Cerconota tabida

Scientific classification
- Kingdom: Animalia
- Phylum: Arthropoda
- Clade: Pancrustacea
- Class: Insecta
- Order: Lepidoptera
- Family: Depressariidae
- Genus: Cerconota
- Species: C. tabida
- Binomial name: Cerconota tabida (Butler, 1877)
- Synonyms: Cryptolechia tabida Butler, 1877; Cryptolechia salutaris Butler, 1877; Stenoma maroni Busck, 1911; Stenoma astacopis Meyrick, 1930;

= Cerconota tabida =

- Authority: (Butler, 1877)
- Synonyms: Cryptolechia tabida Butler, 1877, Cryptolechia salutaris Butler, 1877, Stenoma maroni Busck, 1911, Stenoma astacopis Meyrick, 1930

Species of moth

Cerconota tabida is a moth in the family Depressariidae. It was described by Arthur Gardiner Butler in 1877. It is found in the Brazilian states of Amazonas and Pará and in the Guianas.

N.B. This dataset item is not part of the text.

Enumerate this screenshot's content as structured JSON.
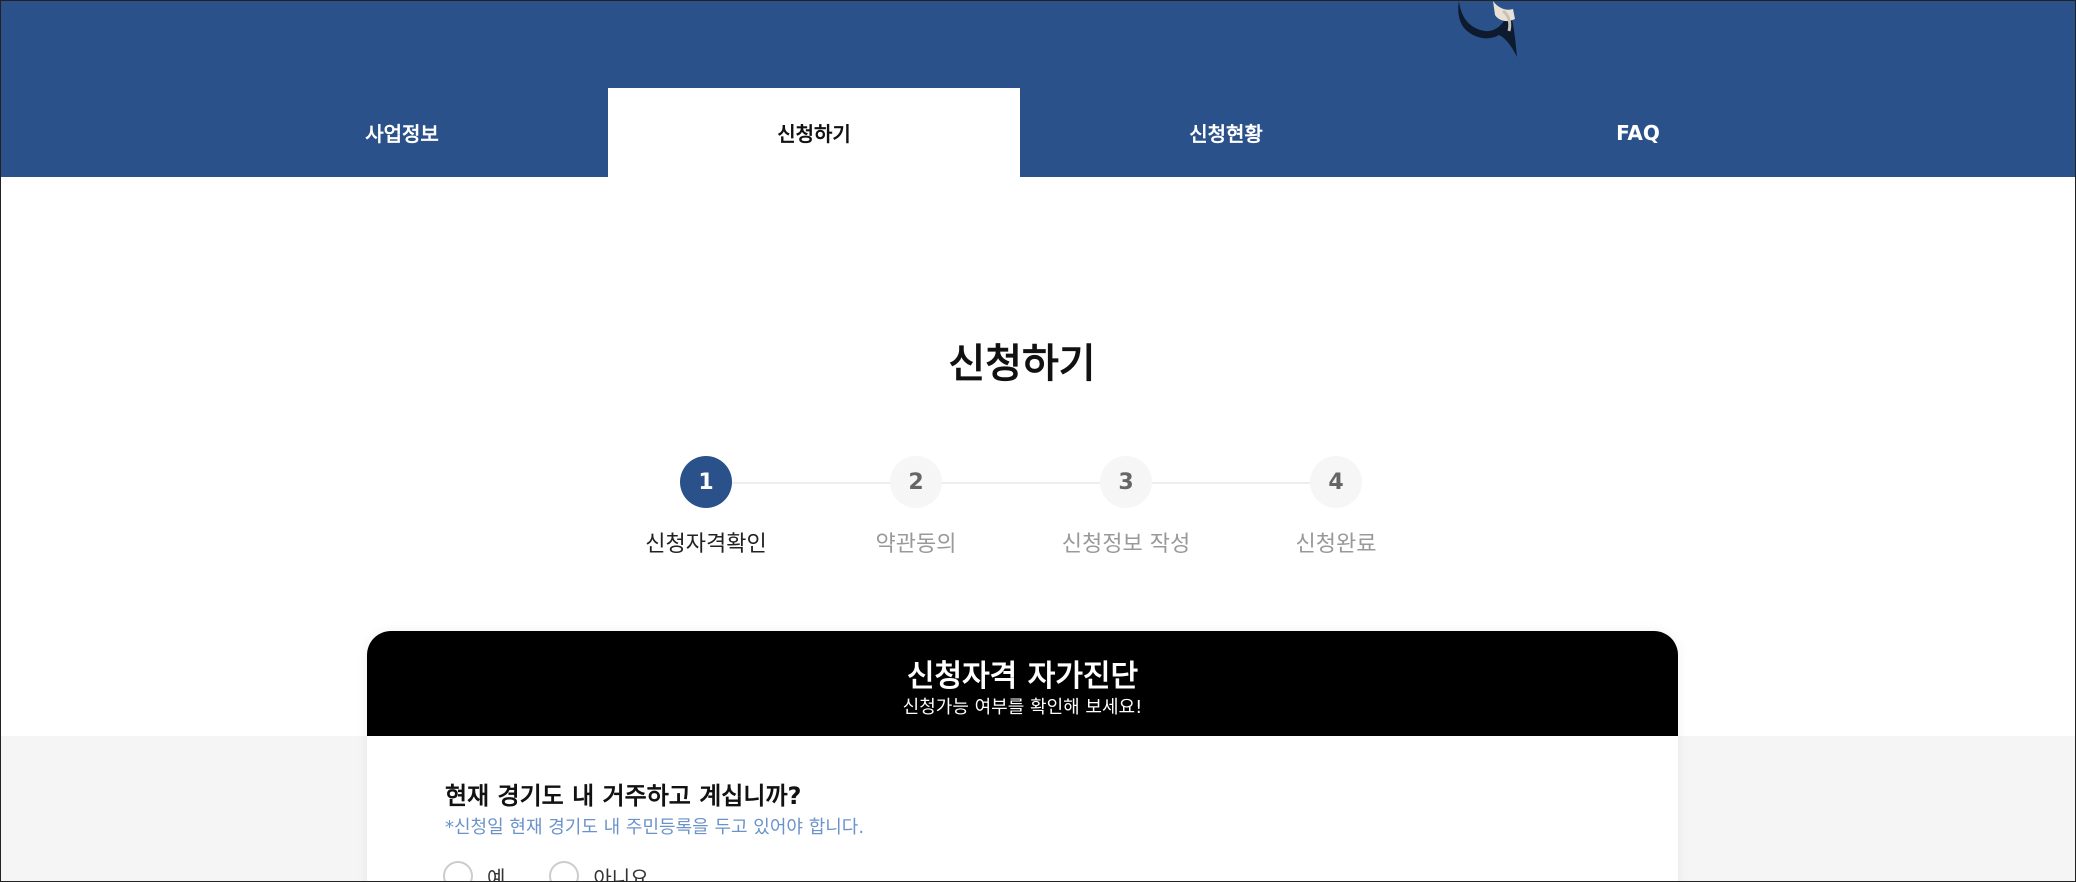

The wingspan is 26–29 mm. The forewings are light brownish ochreous with a slight fuscous-purplish mark on the costa at one-fourth and a broad oblique band more or less suffused brownish, the anterior edge formed by a suffused fuscous-purplish streak from the middle of the costa to one-fourth of the dorsum, the posterior by a triangular or trapezoidal fuscous-purplish blotch occupying the posterior third of the costa, within the band a pale semicircular antemedian dorsal blotch marked posteriorly by two curved suffused dark grey bars. The second discal stigma is grey or purplish, followed by a dot of pale suffusion and there is a light greyish shade running around this dot posteriorly, then continued as a distinct rather oblique grey line from beneath it to the dorsum, where it meets a curved grey line or shade from the costal blotch to the dorsum near the tornus, indented below the middle. There is also a terminal series of grey dots. The hindwings are grey, paler or ochreous whitish anteriorly.